Re: RDMA subsystem namespace related questions (was Re: Finding the namespace of a struct ib_device)

Ka-Cheong Poon <ka-cheong.poon@xxxxxxxxxx> · Thu, 8 Oct 2020 19:08:42 +0800

On 10/8/20 6:36 PM, Leon Romanovsky wrote:
On Thu, Oct 08, 2020 at 06:22:03PM +0800, Ka-Cheong Poon wrote:
On 10/7/20 7:16 PM, Leon Romanovsky wrote:
On Wed, Oct 07, 2020 at 04:38:45PM +0800, Ka-Cheong Poon wrote:
On 10/6/20 8:46 PM, Jason Gunthorpe wrote:
On Tue, Oct 06, 2020 at 05:36:32PM +0800, Ka-Cheong Poon wrote:

Kernel modules should not be doing networking unless commanded to by
userspace.

It is still not clear why this is an issue with RDMA
connection, but not with general kernel socket.  It is
not random networking.  There is a purpose.

It is a problem with sockets too, how do the socket users trigger
their socket usages?

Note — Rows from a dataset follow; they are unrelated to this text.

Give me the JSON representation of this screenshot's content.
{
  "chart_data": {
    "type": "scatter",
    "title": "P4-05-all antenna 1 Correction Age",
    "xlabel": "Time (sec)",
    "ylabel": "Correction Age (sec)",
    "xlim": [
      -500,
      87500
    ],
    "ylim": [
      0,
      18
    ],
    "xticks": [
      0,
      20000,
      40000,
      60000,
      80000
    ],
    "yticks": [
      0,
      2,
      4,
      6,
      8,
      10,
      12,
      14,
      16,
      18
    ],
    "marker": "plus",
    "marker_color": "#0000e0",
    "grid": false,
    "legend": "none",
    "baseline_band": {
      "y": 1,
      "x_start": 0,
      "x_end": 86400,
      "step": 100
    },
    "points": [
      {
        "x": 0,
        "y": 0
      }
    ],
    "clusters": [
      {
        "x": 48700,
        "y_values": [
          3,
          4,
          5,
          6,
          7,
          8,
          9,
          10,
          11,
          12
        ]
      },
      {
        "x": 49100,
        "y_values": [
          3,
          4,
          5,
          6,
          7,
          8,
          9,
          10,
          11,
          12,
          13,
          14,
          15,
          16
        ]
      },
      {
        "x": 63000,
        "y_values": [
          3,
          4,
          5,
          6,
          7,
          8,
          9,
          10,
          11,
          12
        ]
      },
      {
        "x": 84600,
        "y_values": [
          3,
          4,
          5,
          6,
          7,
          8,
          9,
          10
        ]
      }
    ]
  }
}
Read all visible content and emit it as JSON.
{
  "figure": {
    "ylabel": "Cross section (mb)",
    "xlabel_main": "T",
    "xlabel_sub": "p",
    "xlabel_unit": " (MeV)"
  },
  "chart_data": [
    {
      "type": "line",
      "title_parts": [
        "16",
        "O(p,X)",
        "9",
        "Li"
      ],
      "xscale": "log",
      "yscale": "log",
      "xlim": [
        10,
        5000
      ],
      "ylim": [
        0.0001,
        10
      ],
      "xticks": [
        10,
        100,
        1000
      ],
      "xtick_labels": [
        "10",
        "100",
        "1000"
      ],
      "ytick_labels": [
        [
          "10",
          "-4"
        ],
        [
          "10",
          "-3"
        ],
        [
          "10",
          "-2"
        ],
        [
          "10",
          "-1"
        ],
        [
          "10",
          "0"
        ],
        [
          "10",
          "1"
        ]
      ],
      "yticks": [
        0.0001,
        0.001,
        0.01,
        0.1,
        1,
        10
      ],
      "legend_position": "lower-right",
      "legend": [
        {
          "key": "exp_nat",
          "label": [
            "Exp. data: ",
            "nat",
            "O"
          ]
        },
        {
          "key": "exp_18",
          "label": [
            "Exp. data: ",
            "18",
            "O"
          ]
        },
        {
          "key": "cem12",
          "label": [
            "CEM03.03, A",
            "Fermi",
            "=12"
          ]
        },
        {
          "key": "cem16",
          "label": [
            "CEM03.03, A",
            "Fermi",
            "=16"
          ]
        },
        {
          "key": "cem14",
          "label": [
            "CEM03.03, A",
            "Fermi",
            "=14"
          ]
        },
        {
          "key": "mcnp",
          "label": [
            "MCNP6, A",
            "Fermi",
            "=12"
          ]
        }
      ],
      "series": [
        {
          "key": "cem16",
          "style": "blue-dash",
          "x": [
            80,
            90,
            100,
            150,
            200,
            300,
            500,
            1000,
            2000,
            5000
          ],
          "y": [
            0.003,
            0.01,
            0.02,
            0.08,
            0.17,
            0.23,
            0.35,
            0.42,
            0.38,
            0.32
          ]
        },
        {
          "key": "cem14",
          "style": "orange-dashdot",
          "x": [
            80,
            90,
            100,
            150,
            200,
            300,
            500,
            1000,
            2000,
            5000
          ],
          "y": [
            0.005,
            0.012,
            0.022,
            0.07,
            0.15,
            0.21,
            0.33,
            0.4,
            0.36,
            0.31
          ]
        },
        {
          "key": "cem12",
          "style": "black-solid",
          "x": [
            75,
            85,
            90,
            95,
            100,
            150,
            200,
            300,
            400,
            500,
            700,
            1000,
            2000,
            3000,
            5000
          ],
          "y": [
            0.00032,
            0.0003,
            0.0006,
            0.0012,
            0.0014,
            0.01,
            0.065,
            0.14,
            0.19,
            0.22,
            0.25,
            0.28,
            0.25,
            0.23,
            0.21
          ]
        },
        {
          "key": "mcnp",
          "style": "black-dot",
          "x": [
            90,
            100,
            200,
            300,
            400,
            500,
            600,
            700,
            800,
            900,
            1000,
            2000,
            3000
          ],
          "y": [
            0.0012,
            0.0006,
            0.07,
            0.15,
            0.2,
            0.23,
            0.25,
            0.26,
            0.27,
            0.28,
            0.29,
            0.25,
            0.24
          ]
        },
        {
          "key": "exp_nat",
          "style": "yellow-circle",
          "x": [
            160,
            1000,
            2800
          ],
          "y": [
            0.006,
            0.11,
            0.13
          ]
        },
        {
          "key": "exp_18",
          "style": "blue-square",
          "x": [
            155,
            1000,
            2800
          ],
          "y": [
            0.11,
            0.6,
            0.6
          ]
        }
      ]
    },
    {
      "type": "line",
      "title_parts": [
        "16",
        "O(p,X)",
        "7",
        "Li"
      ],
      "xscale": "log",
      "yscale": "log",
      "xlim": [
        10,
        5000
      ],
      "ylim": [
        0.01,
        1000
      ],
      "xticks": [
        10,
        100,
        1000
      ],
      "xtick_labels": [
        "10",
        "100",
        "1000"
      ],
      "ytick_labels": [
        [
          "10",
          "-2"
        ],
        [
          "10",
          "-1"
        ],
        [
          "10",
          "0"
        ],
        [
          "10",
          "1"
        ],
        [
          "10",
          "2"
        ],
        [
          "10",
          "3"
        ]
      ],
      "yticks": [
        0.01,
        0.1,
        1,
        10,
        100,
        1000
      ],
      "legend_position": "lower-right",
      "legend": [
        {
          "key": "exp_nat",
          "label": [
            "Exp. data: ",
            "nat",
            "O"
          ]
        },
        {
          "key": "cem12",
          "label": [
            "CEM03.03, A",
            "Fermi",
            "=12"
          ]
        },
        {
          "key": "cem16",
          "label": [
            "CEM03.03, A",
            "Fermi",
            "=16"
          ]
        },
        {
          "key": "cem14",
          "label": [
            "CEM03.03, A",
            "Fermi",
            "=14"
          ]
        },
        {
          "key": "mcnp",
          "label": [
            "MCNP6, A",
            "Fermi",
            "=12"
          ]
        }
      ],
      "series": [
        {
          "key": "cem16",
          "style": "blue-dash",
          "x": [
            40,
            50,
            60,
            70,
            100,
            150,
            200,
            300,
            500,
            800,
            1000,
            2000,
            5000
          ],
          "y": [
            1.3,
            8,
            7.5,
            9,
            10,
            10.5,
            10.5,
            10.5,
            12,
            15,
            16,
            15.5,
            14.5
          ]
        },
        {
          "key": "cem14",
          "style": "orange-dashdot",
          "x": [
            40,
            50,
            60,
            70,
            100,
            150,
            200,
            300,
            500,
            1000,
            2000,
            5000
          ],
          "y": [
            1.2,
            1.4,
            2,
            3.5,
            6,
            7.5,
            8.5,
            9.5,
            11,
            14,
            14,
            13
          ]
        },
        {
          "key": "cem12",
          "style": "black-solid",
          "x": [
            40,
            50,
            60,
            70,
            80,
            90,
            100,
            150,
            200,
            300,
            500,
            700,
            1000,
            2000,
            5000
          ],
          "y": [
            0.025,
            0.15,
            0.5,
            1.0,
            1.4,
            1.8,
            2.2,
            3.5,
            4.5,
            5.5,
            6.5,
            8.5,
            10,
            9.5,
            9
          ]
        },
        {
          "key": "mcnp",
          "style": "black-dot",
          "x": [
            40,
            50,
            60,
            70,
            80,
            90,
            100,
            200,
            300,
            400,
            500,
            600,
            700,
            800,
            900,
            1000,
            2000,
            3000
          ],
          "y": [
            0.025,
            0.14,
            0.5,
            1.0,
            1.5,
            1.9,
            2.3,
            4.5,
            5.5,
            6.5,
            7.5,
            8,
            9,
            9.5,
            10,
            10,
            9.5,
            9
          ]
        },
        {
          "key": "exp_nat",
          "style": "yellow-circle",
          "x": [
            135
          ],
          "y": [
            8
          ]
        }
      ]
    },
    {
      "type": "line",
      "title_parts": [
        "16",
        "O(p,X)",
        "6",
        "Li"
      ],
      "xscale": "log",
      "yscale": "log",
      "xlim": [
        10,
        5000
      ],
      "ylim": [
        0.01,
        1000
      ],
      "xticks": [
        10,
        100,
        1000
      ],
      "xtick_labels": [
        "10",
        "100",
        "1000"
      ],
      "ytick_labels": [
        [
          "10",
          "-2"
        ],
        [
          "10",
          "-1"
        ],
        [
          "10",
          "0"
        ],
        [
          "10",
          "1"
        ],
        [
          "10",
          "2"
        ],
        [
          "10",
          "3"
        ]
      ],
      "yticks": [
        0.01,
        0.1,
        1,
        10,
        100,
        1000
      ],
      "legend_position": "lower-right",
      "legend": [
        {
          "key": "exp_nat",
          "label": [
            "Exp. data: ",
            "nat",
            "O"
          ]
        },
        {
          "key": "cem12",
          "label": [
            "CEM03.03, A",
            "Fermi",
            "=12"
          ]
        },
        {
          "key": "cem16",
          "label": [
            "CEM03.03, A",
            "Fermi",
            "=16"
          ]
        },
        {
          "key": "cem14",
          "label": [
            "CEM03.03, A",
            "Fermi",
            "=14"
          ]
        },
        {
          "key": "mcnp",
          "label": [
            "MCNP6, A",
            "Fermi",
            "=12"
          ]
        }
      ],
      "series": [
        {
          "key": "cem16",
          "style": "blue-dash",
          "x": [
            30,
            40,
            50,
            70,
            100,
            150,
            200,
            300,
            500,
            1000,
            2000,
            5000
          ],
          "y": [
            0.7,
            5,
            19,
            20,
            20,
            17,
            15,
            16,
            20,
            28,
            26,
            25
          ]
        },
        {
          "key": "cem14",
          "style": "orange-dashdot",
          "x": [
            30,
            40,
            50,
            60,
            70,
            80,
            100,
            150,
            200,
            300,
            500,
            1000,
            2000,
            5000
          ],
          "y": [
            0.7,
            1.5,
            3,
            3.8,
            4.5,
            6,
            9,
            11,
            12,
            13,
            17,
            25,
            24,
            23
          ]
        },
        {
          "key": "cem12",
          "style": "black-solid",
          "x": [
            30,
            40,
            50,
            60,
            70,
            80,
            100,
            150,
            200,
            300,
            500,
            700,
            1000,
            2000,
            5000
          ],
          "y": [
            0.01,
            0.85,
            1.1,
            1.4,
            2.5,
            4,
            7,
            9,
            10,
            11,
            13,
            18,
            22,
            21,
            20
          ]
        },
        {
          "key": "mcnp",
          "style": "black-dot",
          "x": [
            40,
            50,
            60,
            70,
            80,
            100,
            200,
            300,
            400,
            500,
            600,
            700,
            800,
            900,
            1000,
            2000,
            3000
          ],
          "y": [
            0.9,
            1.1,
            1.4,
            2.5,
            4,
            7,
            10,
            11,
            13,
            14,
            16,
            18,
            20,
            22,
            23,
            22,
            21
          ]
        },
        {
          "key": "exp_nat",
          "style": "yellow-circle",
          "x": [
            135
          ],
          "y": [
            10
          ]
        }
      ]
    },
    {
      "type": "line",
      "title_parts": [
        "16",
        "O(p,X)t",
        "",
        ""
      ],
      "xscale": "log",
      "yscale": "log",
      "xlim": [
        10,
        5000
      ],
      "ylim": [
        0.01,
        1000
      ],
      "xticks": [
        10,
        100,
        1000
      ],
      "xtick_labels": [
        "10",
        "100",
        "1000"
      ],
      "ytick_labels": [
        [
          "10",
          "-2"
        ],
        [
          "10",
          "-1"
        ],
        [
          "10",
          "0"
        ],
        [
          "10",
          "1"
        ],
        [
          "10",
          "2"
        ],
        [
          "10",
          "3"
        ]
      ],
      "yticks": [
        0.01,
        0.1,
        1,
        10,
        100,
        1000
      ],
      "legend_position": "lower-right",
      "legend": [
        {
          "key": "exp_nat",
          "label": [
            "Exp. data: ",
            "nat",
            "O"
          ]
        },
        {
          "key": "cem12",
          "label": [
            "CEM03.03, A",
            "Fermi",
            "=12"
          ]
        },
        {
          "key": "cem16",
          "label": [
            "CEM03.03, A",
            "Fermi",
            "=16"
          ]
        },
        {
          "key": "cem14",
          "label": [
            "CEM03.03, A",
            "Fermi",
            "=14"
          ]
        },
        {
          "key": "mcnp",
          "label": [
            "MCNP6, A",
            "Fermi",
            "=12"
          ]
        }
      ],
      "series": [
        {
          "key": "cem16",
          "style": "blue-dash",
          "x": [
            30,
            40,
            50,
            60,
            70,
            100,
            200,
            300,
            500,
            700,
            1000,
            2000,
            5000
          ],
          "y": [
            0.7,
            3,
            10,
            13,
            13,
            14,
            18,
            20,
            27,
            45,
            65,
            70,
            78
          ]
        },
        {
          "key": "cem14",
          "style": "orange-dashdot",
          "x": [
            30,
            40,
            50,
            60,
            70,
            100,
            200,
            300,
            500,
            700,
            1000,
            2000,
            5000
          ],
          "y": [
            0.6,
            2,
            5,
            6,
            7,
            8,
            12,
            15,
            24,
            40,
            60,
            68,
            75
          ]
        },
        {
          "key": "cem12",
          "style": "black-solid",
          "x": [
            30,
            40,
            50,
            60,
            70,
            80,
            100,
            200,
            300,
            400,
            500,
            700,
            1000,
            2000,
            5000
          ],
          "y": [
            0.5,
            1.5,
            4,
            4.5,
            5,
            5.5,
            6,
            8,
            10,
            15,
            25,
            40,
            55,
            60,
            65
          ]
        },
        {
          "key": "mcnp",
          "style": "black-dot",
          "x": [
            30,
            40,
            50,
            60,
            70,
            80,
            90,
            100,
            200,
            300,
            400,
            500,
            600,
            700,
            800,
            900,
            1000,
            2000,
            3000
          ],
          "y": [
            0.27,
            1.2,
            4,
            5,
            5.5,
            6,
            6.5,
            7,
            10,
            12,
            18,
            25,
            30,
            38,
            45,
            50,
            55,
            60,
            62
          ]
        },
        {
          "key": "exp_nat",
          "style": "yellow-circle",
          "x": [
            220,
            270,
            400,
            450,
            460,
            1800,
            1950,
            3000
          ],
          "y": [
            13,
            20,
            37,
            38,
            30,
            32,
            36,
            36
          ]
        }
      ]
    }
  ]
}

AFAIK all cases originate with userspace

A user starts a namespace.  The module is loaded for servicing
requests.  The module starts a listener.  The user deletes
the namespace.  This scenario will have everything cleaned up
properly if the listener is a kernel socket.  This is not the
case with RDMA.

Please point to reputable code in upstream doing this

It is not clear what "reputable" here really means.  If it just
means something in kernel, then nearly all, if not all, Internet
protocols code in kernel create a control kernel socket for every
network namespaces.  That socket is deleted in the per namespace
exit function.  If it explicitly means listening socket, AFS and
TIPC in kernel do that for every namespaces.  That socket is
deleted in the per namespace exit function.

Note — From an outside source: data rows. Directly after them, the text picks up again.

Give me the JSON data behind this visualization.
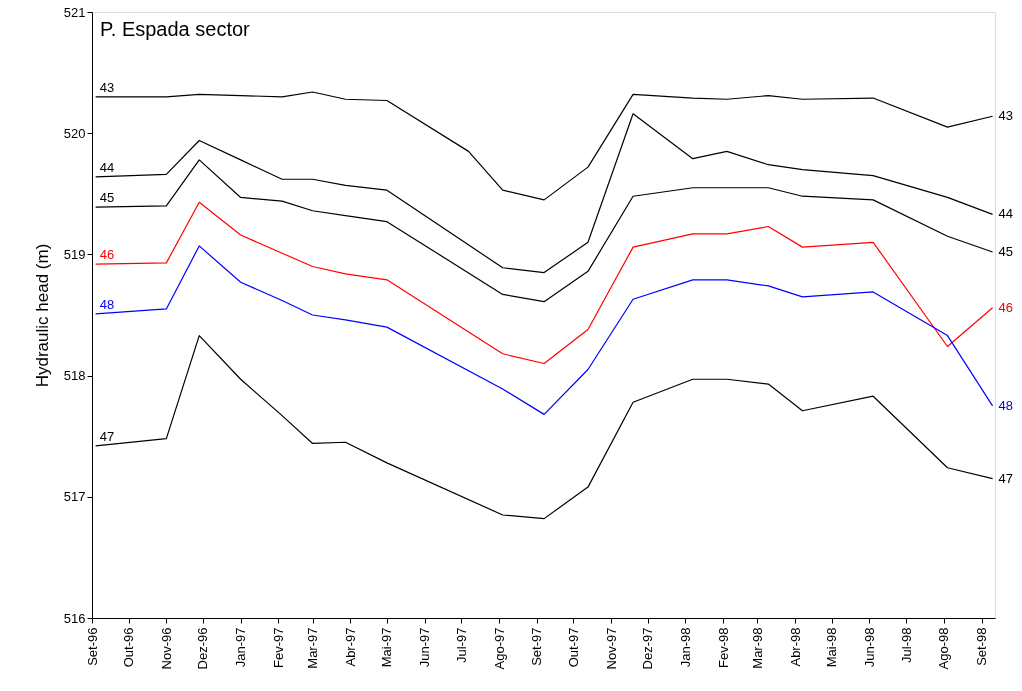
{
  "chart_data": {
    "type": "line",
    "title": "P. Espada sector",
    "ylabel": "Hydraulic head (m)",
    "x": [
      "1996-09-04",
      "1996-11-01",
      "1996-11-28",
      "1997-01-01",
      "1997-02-04",
      "1997-03-01",
      "1997-03-28",
      "1997-05-01",
      "1997-08-04",
      "1997-09-07",
      "1997-10-13",
      "1997-11-19",
      "1998-01-07",
      "1998-02-04",
      "1998-03-10",
      "1998-04-07",
      "1998-06-04",
      "1998-08-04",
      "1998-09-10"
    ],
    "series": [
      {
        "name": "43",
        "color": "#000000",
        "x": [
          "1996-09-04",
          "1996-11-01",
          "1996-11-28",
          "1997-01-01",
          "1997-02-04",
          "1997-03-01",
          "1997-03-28",
          "1997-05-01",
          "1997-07-07",
          "1997-08-04",
          "1997-09-07",
          "1997-10-13",
          "1997-11-19",
          "1998-01-07",
          "1998-02-04",
          "1998-03-10",
          "1998-04-07",
          "1998-06-04",
          "1998-08-04",
          "1998-09-10"
        ],
        "values": [
          520.3,
          520.3,
          520.32,
          520.31,
          520.3,
          520.34,
          520.28,
          520.27,
          519.85,
          519.53,
          519.45,
          519.72,
          520.32,
          520.29,
          520.28,
          520.31,
          520.28,
          520.29,
          520.05,
          520.14
        ]
      },
      {
        "name": "44",
        "color": "#000000",
        "values": [
          519.64,
          519.66,
          519.94,
          519.78,
          519.62,
          519.62,
          519.57,
          519.53,
          518.89,
          518.85,
          519.1,
          520.16,
          519.79,
          519.85,
          519.74,
          519.7,
          519.65,
          519.47,
          519.33
        ]
      },
      {
        "name": "45",
        "color": "#000000",
        "values": [
          519.39,
          519.4,
          519.78,
          519.47,
          519.44,
          519.36,
          519.32,
          519.27,
          518.67,
          518.61,
          518.86,
          519.48,
          519.55,
          519.55,
          519.55,
          519.48,
          519.45,
          519.15,
          519.02
        ]
      },
      {
        "name": "46",
        "color": "#ff0000",
        "values": [
          518.92,
          518.93,
          519.43,
          519.16,
          519.01,
          518.9,
          518.84,
          518.79,
          518.18,
          518.1,
          518.38,
          519.06,
          519.17,
          519.17,
          519.23,
          519.06,
          519.1,
          518.24,
          518.56
        ]
      },
      {
        "name": "48",
        "color": "#0000ff",
        "values": [
          518.51,
          518.55,
          519.07,
          518.77,
          518.62,
          518.5,
          518.46,
          518.4,
          517.89,
          517.68,
          518.05,
          518.63,
          518.79,
          518.79,
          518.74,
          518.65,
          518.69,
          518.33,
          517.75
        ]
      },
      {
        "name": "47",
        "color": "#000000",
        "values": [
          517.42,
          517.48,
          518.33,
          517.97,
          517.67,
          517.44,
          517.45,
          517.28,
          516.85,
          516.82,
          517.08,
          517.78,
          517.97,
          517.97,
          517.93,
          517.71,
          517.83,
          517.24,
          517.15
        ]
      }
    ],
    "xlim": [
      "1996-09-01",
      "1998-09-12"
    ],
    "xticks": [
      {
        "value": "1996-09",
        "label": "Set-96"
      },
      {
        "value": "1996-10",
        "label": "Out-96"
      },
      {
        "value": "1996-11",
        "label": "Nov-96"
      },
      {
        "value": "1996-12",
        "label": "Dez-96"
      },
      {
        "value": "1997-01",
        "label": "Jan-97"
      },
      {
        "value": "1997-02",
        "label": "Fev-97"
      },
      {
        "value": "1997-03",
        "label": "Mar-97"
      },
      {
        "value": "1997-04",
        "label": "Abr-97"
      },
      {
        "value": "1997-05",
        "label": "Mai-97"
      },
      {
        "value": "1997-06",
        "label": "Jun-97"
      },
      {
        "value": "1997-07",
        "label": "Jul-97"
      },
      {
        "value": "1997-08",
        "label": "Ago-97"
      },
      {
        "value": "1997-09",
        "label": "Set-97"
      },
      {
        "value": "1997-10",
        "label": "Out-97"
      },
      {
        "value": "1997-11",
        "label": "Nov-97"
      },
      {
        "value": "1997-12",
        "label": "Dez-97"
      },
      {
        "value": "1998-01",
        "label": "Jan-98"
      },
      {
        "value": "1998-02",
        "label": "Fev-98"
      },
      {
        "value": "1998-03",
        "label": "Mar-98"
      },
      {
        "value": "1998-04",
        "label": "Abr-98"
      },
      {
        "value": "1998-05",
        "label": "Mai-98"
      },
      {
        "value": "1998-06",
        "label": "Jun-98"
      },
      {
        "value": "1998-07",
        "label": "Jul-98"
      },
      {
        "value": "1998-08",
        "label": "Ago-98"
      },
      {
        "value": "1998-09",
        "label": "Set-98"
      }
    ],
    "ylim": [
      516,
      521
    ],
    "yticks": [
      516,
      517,
      518,
      519,
      520,
      521
    ],
    "grid": false,
    "legend": false,
    "marker": "none",
    "line_style": "solid"
  }
}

It is very common for a network protocol to have something like
this for protocol processing.  It is not clear why RDMA subsystem
behaves differently and forbids this common practice.  Could you
please elaborate the issues this practice has such that the RDMA
subsystem cannot support it?

Just curious, are we talking about theoretical thing here or do you
have concrete and upstream ULP code to present?

As I mentioned in a previous email, I have running code.
Otherwise, why would I go to such great length to find
out what is missing in the RDMA subsystem in supporting
kernel namespace usage.

So why don't you post this running code?

Will it change the listening RDMA endpoint started by the module from
"rogue" to normal?  This is the fundamental problem.  This is the reason
I ask why the RDMA subsystem behaves like this in the first place.  If
the reason is just that there is no existing user, it is fine.  Unexpectedly,
the reason turns out to be that no kernel module is allowed to create its own
RDMA endpoint without a corresponding user space file descriptor and/or some
form of user space interaction.  This is a very serious restriction on how
the RDMA subsystem can be used by any kernel module.  This has to be sorted
out first.

Note that namespace does not really play a role in this "rogue" reasoning.
The init_net is also a namespace.  The "rogue" reasoning means that no
kernel module should start a listening RDMA endpoint by itself with or
without any extra namespaces.  In fact, to conform to this reasoning, the
"right" thing to do would be to change the code already in upstream to get
rid of the listening RDMA endpoint in init_net!

--
K. Poon
ka-cheong.poon@xxxxxxxxxx